Penne In Country Ragu

I’m pleased as punch to report to you all that I hit it out of the park with this penne dish last night!

Maybe it was because steaming hot pasta sounded good to my girlies, who were frozen solid after playing outside for an hour or so. Maybe it was because my husband had eaten a light lunch and was extra hungry. Or, maybe it was because No Thank You Boy has been minding his p’s and q’s due to Santa’s impending visit.

Whatever the reason (and who really cares, a home run is a home run!) – there were practically no leftovers, and the leftovers I did have had to be hidden away in the garage refrigerator so that I had something to shoot for my little ol’ blog!

I’m breaking my ‘sale ad rule’ today, in that only the only ingredient on special this week is the pasta I used. But, I can justify sharing it with you (ask my friends, I can justify just about anything) because sale or not, this dish is incredibly inexpensive to make. The meat cost a grand total of around $4.00! You might even already have most of the other ingredients on hand in your fridge or pantry.

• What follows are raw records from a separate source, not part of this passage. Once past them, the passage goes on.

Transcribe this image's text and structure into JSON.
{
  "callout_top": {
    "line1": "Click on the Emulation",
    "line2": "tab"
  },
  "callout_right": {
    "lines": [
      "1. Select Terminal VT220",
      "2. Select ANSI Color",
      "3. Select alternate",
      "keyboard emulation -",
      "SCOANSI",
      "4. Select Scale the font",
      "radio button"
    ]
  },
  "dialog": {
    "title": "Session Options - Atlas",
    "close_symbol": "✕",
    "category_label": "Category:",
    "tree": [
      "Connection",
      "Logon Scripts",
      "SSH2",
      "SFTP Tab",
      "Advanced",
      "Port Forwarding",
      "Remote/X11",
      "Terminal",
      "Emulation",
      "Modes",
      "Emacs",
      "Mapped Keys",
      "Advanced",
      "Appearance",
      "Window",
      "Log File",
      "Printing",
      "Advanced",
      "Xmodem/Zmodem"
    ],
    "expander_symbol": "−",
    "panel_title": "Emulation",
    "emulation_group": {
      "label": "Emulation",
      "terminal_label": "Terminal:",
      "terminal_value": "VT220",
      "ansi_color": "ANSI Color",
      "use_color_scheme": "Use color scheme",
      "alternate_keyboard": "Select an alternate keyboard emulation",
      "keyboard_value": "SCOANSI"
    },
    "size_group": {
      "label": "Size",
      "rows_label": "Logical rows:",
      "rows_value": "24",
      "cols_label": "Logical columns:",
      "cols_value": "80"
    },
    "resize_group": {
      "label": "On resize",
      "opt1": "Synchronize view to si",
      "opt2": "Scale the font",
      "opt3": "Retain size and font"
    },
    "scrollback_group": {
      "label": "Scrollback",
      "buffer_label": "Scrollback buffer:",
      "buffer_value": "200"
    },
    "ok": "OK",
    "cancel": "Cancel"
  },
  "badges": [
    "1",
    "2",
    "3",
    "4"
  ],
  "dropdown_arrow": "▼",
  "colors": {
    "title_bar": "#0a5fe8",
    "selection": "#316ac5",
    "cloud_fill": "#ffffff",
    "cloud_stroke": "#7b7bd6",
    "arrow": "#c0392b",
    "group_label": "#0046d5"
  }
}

This rustic dish is the perfect accompaniment to subzero temperatures. Serve it up in heated pasta bowls for an extra special touch!

Stay warm out there!!

One quick note: I made this quite early in the day, so it had a chance for the flavors to blend in the fridge all afternoon. If you make it ahead of time, add a little extra chopped basil just before serving, just to bump up that yummy basil flavor. Fresh herbs can get tired after sitting around for a while. (Isn’t that a great tip? I learned it from Martha Stewart!)

PENNE IN COUNTRY RAGU

Serves: 4-5

Source: epicurious.com

  • 2 T. olive oil
  • 2 Italian sausages, casings removed
  • ½ lb. ground veal
  • 2 cloves garlic, minced or pressed
  • Pinch crushed red pepper flakes
  • 2 medium carrots, peeled and finely chopped
  • 2 celery stalks, finely chopped
  • 1 medium yellow onion, finely chopped
  • 1 – 14 oz. can diced tomatoes (I like to use fire-roasted tomatoes here)
  • 1 c. chicken broth (plus additional if sauce becomes to thick)
  • ½ dry red one (be sure to use one that you’d like to drink; I used a sale Malbec)
  • ½ c. chopped fresh basil, plus additional for garnish
  • 16 oz. penne pasta

Freshly grated Romano cheese

Heat the olive oil in a large skillet over medium heat. Add the sausage, ground veal, garlic, and crushed red pepper flakes; sauté until browned, breaking up meat with a wooden spoon, about 7 minutes. Add carrots, celery, and onion, sauté until beginning to brown, about 10 minutes. Mix in tomatoes with their juices. Reduce heat, cover and simmer 15 minutes, stirring occasionally. Add 1 cup chicken broth and wine, stirring to incorporate. Simmer uncovered until liquid is slightly reduced, about 15 minutes. Add basil; cover and simmer until vegetables are very tender, stirring occasionally, about 40 minutes. Simmer uncovered until ragu thickens to desired consistency, stirring often, about 10 minutes longer. Adjust with additional chicken broth if necessary. Season ragu lightly with salt and pepper.

Cook pasta in large pot of boiling salted water until tender but still firm to the bite. Drain, rinse if desired, and return to pot. Place pasta in shallow serving bowls (warmed in the oven if you want to be fancy) and top with ragu and Romano cheese. Garnish with fresh basil sprigs if desired.